Description
The API OpenStep contrasts with the earlier NeXTSTEP primarily in five ways:
- OpenStep describes only the upper-level libraries and services (like Display PostScript), whereas NeXTSTEP referred to both these libraries and the operating system as well.
- Any code depending entirely on the Mach kernel was removed, so that OpenStep could be run on top of any reasonably powerful operating system.
- A significant amount of effort was put into making the system "endian-free", an issue NeXT had already faced during a port of NeXTSTEP to the Intel platform.
- Low-level objects such as strings were represented with C data types in NeXTSTEP, whereas in OpenStep a number of new classes (NSString, NSNumber, etc.) were introduced to support endian-conversion as well as provide added functionality and become platform-independent. This had ripple-effects throughout the API, mostly for the better. This set of classes (a framework) was called the Foundation Kit, or just Foundation for short.

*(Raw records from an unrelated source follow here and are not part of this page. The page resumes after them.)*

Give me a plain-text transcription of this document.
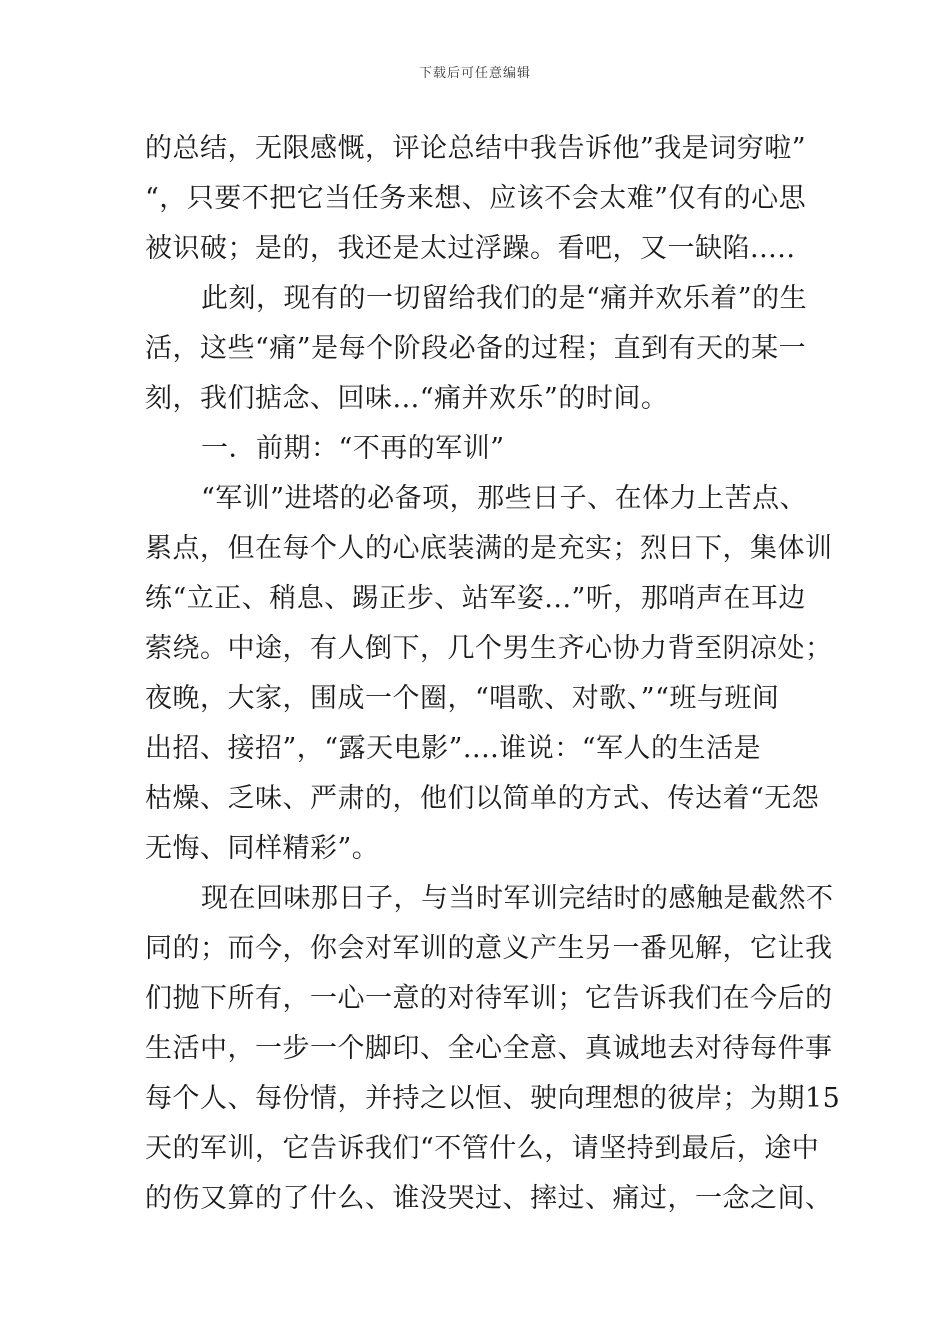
下载后可任意编辑
的总结，无限感慨，评论总结中我告诉他”我是词穷啦”
“，只要不把它当任务来想、应该不会太难”仅有的心思
被识破；是的，我还是太过浮躁。看吧，又一缺陷.....
此刻，现有的一切留给我们的是“痛并欢乐着”的生
活，这些“痛”是每个阶段必备的过程；直到有天的某一
刻，我们掂念、回味...“痛并欢乐”的时间。
一．前期：“不再的军训”
“军训”进塔的必备项，那些日子、在体力上苦点、
累点，但在每个人的心底装满的是充实；烈日下，集体训
练“立正、稍息、踢正步、站军姿...”听，那哨声在耳边
萦绕。中途，有人倒下，几个男生齐心协力背至阴凉处；
夜晚，大家，围成一个圈，“唱歌、对歌、”“班与班间
出招、接招”，“露天电影”....谁说：“军人的生活是
枯燥、乏味、严肃的，他们以简单的方式、传达着“无怨
无悔、同样精彩”。
现在回味那日子，与当时军训完结时的感触是截然不
同的；而今，你会对军训的意义产生另一番见解，它让我
们抛下所有，一心一意的对待军训；它告诉我们在今后的
生活中，一步一个脚印、全心全意、真诚地去对待每件事
每个人、每份情，并持之以恒、驶向理想的彼岸；为期15
天的军训，它告诉我们“不管什么，请坚持到最后，途中
的伤又算的了什么、谁没哭过、摔过、痛过，一念之间、
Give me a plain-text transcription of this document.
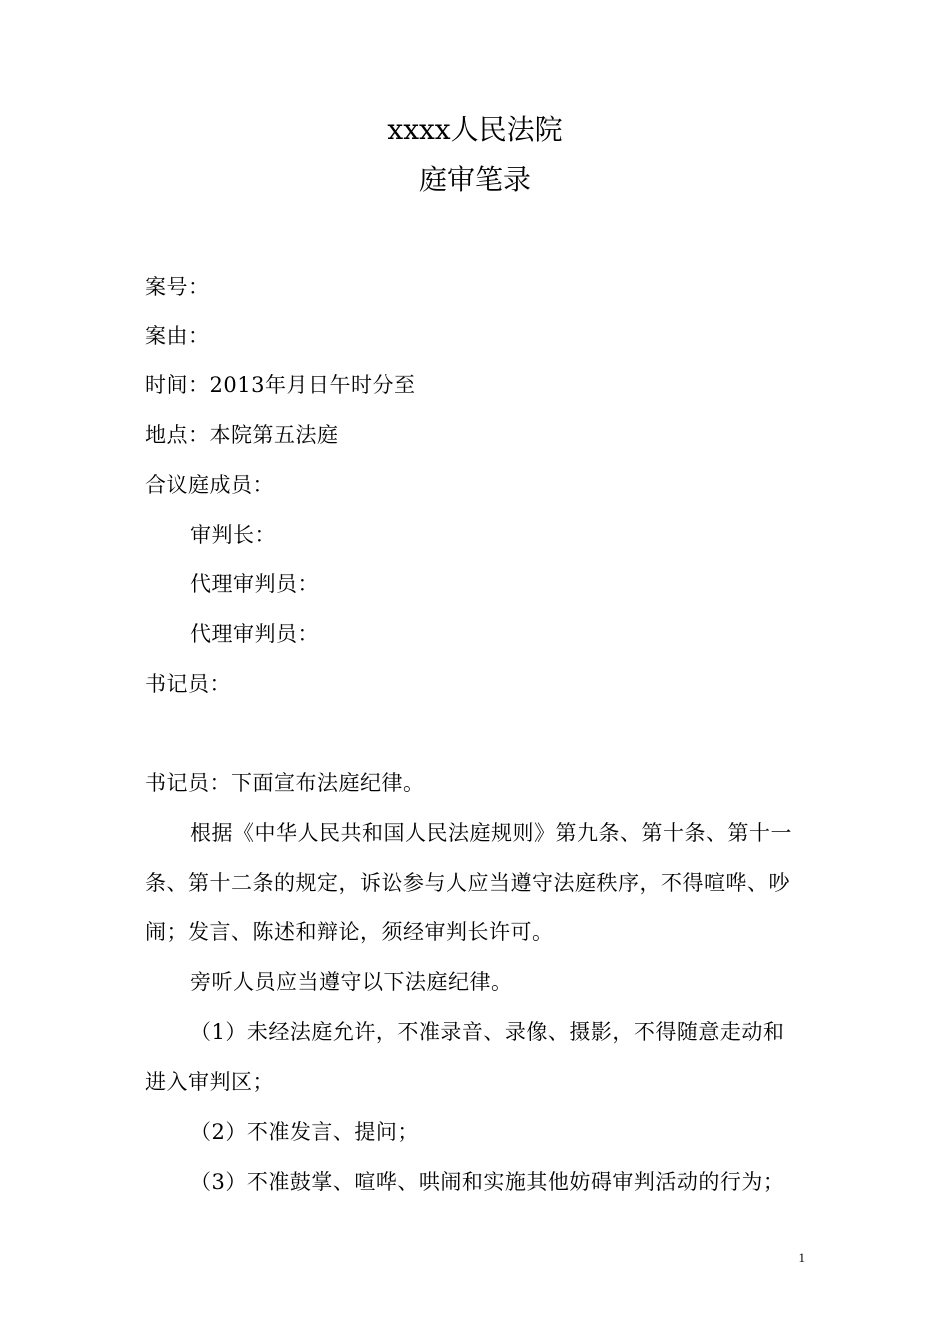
xxxx人民法院
庭审笔录
案号：
案由：
时间：2013年月日午时分至
地点：本院第五法庭
合议庭成员：
审判长：
代理审判员：
代理审判员：
书记员：
书记员：下面宣布法庭纪律。
根据《中华人民共和国人民法庭规则》第九条、第十条、第十一
条、第十二条的规定，诉讼参与人应当遵守法庭秩序，不得喧哗、吵
闹；发言、陈述和辩论，须经审判长许可。
旁听人员应当遵守以下法庭纪律。
（1）未经法庭允许，不准录音、录像、摄影，不得随意走动和
进入审判区；
（2）不准发言、提问；
（3）不准鼓掌、喧哗、哄闹和实施其他妨碍审判活动的行为；
1
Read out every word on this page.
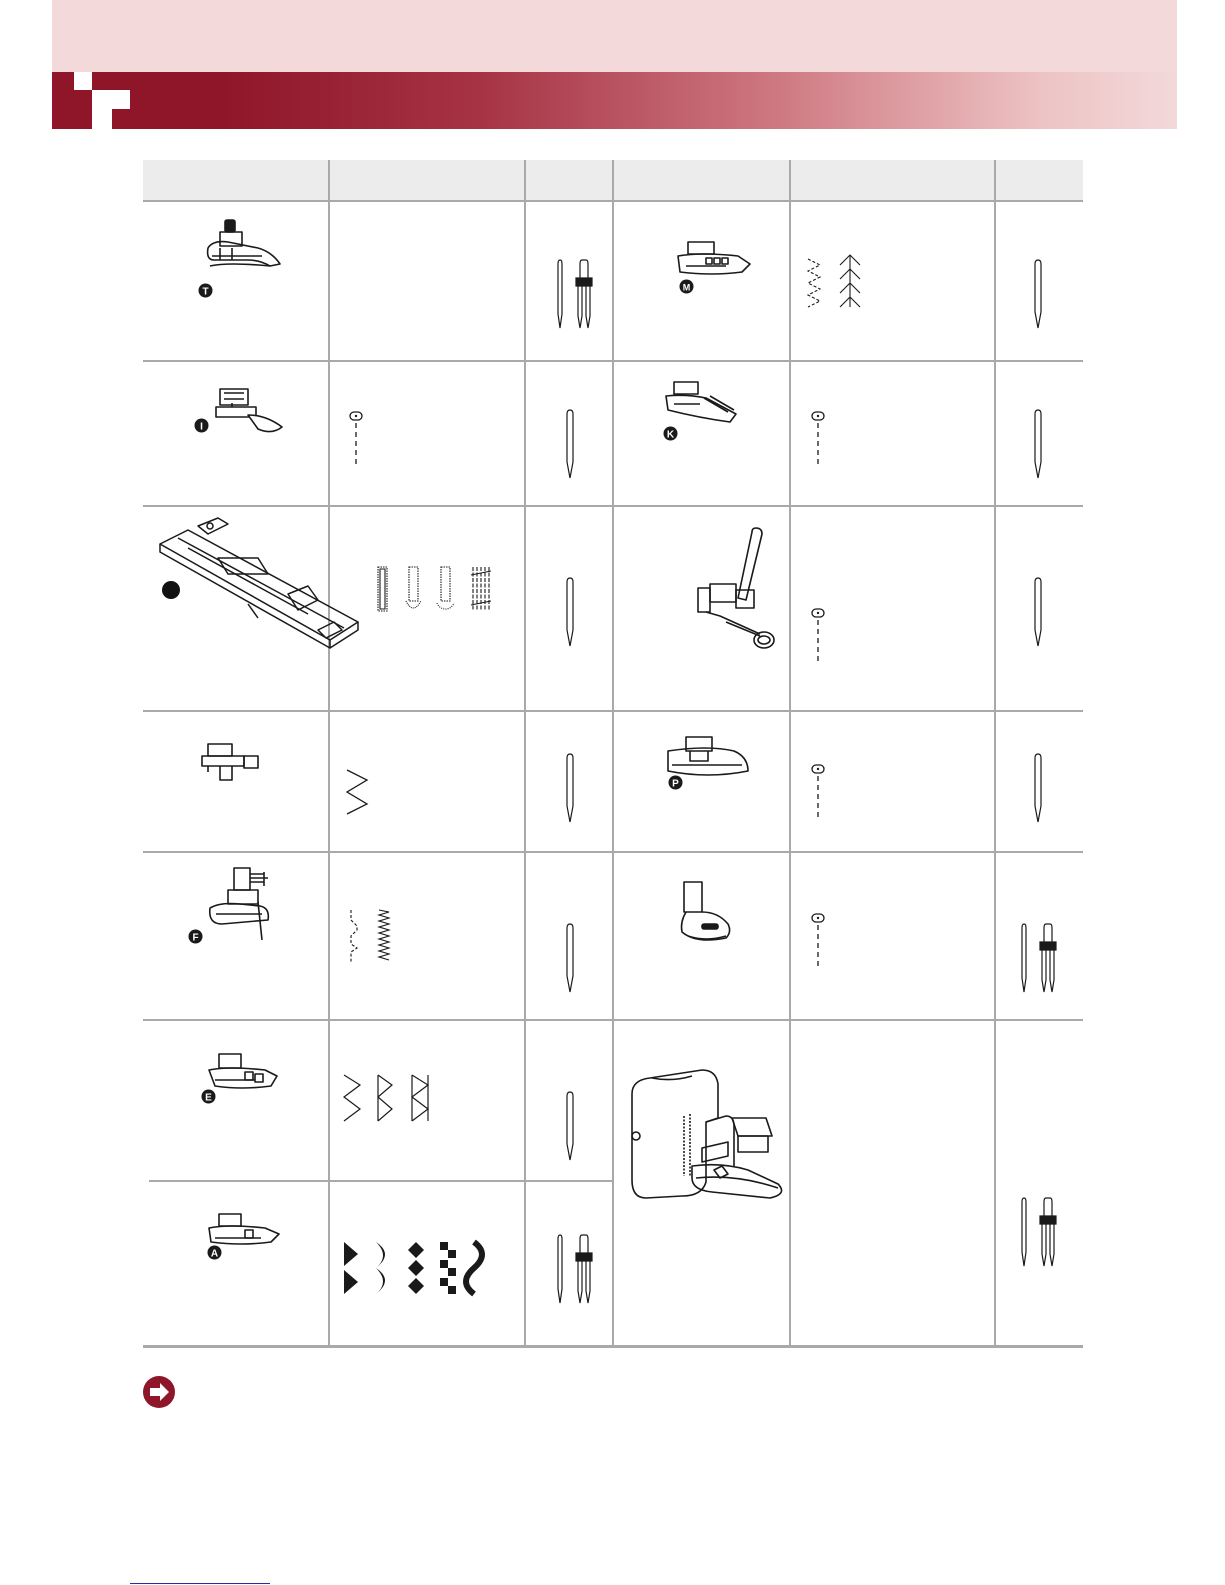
T
I
F
E
A
M
K
P
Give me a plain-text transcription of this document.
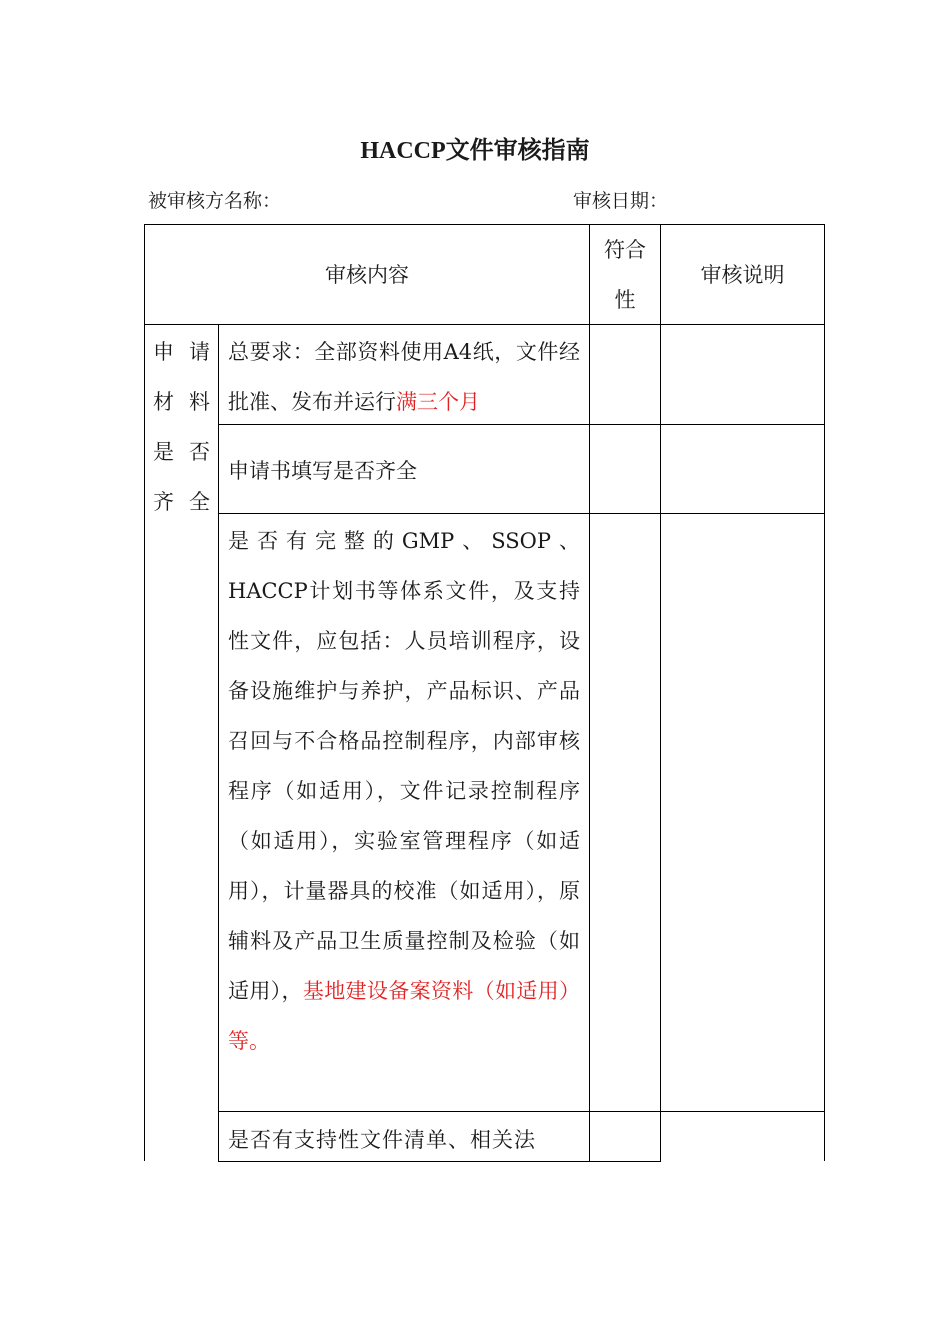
HACCP文件审核指南
被审核方名称：	审核日期：
审核内容
符合性
审核说明
申请材料是否齐全
总要求：全部资料使用A4纸，文件经批准、发布并运行满三个月
申请书填写是否齐全
是否有完整的GMP、SSOP、HACCP计划书等体系文件，及支持性文件，应包括：人员培训程序，设备设施维护与养护，产品标识、产品召回与不合格品控制程序，内部审核程序（如适用），文件记录控制程序（如适用），实验室管理程序（如适用），计量器具的校准（如适用），原辅料及产品卫生质量控制及检验（如适用），基地建设备案资料（如适用）等。
是否有支持性文件清单、相关法
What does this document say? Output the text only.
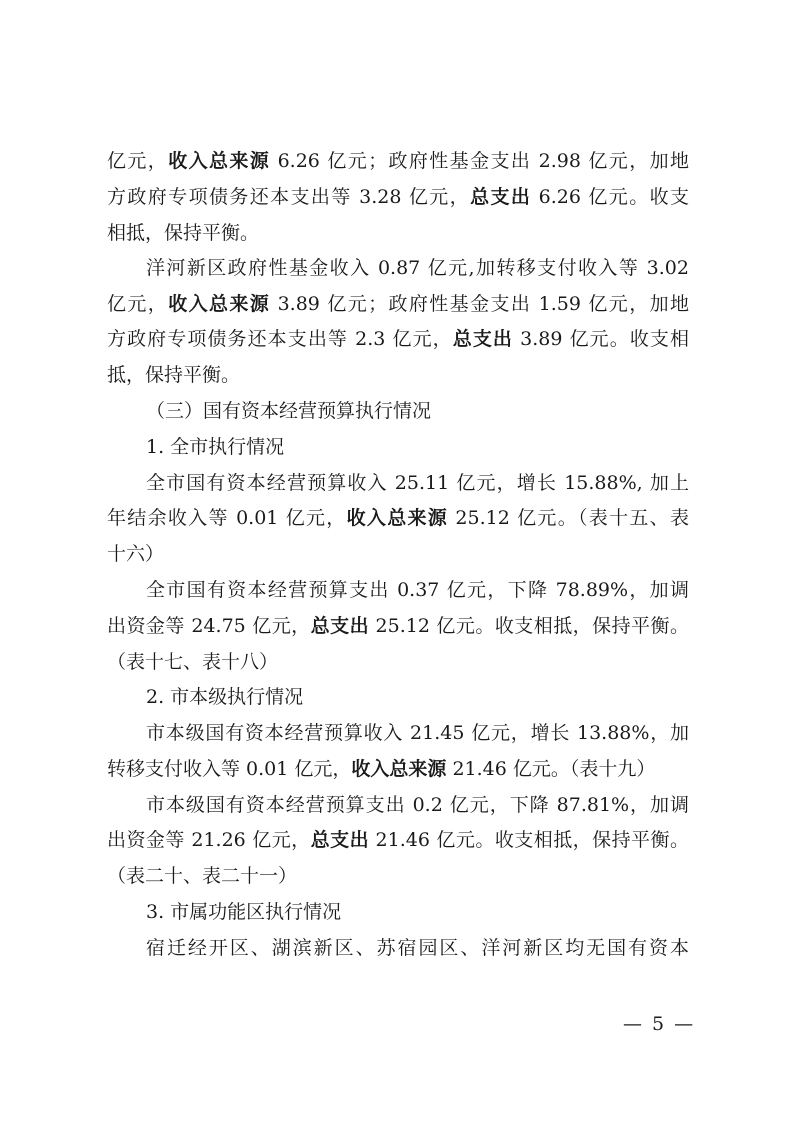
亿元，收入总来源 6.26 亿元；政府性基金支出 2.98 亿元，加地
方政府专项债务还本支出等 3.28 亿元，总支出 6.26 亿元。收支
相抵，保持平衡。
洋河新区政府性基金收入 0.87 亿元,加转移支付收入等 3.02
亿元，收入总来源 3.89 亿元；政府性基金支出 1.59 亿元，加地
方政府专项债务还本支出等 2.3 亿元，总支出 3.89 亿元。收支相
抵，保持平衡。
（三）国有资本经营预算执行情况
1. 全市执行情况
全市国有资本经营预算收入 25.11 亿元，增长 15.88%, 加上
年结余收入等 0.01 亿元，收入总来源 25.12 亿元。（表十五、表
十六）
全市国有资本经营预算支出 0.37 亿元，下降 78.89%，加调
出资金等 24.75 亿元，总支出 25.12 亿元。收支相抵，保持平衡。
（表十七、表十八）
2. 市本级执行情况
市本级国有资本经营预算收入 21.45 亿元，增长 13.88%，加
转移支付收入等 0.01 亿元，收入总来源 21.46 亿元。（表十九）
市本级国有资本经营预算支出 0.2 亿元，下降 87.81%，加调
出资金等 21.26 亿元，总支出 21.46 亿元。收支相抵，保持平衡。
（表二十、表二十一）
3. 市属功能区执行情况
宿迁经开区、湖滨新区、苏宿园区、洋河新区均无国有资本
— 5 —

- OpenStep uses reference counting to manage memory and object lifetimes, and provides Autorelease Pools as a form of automatic memory management. NeXTSTEP does not provide reference counted memory management.
The API specification itself is composed of the two main sets of object-oriented classes: the GUI and graphics front-end known as the Application Kit, and the aforementioned Foundation Kit.
However, OpenStep also specified the use of Display PostScript, a versatile and powerful PostScript-based method of drawing windows and graphics on screen. NeXT, with its devotion to implementing object-oriented solutions, supplied pswraps for interfacing C code to Display PostScript. pswraps acted in an encapsulative way and was somewhat object oriented. The Application Kit, Foundation, and Display PostScript comprise the three key technologies in the OpenStep specification; however, Display PostScript was featured in older NeXT technologies, such as NeXTSTEP.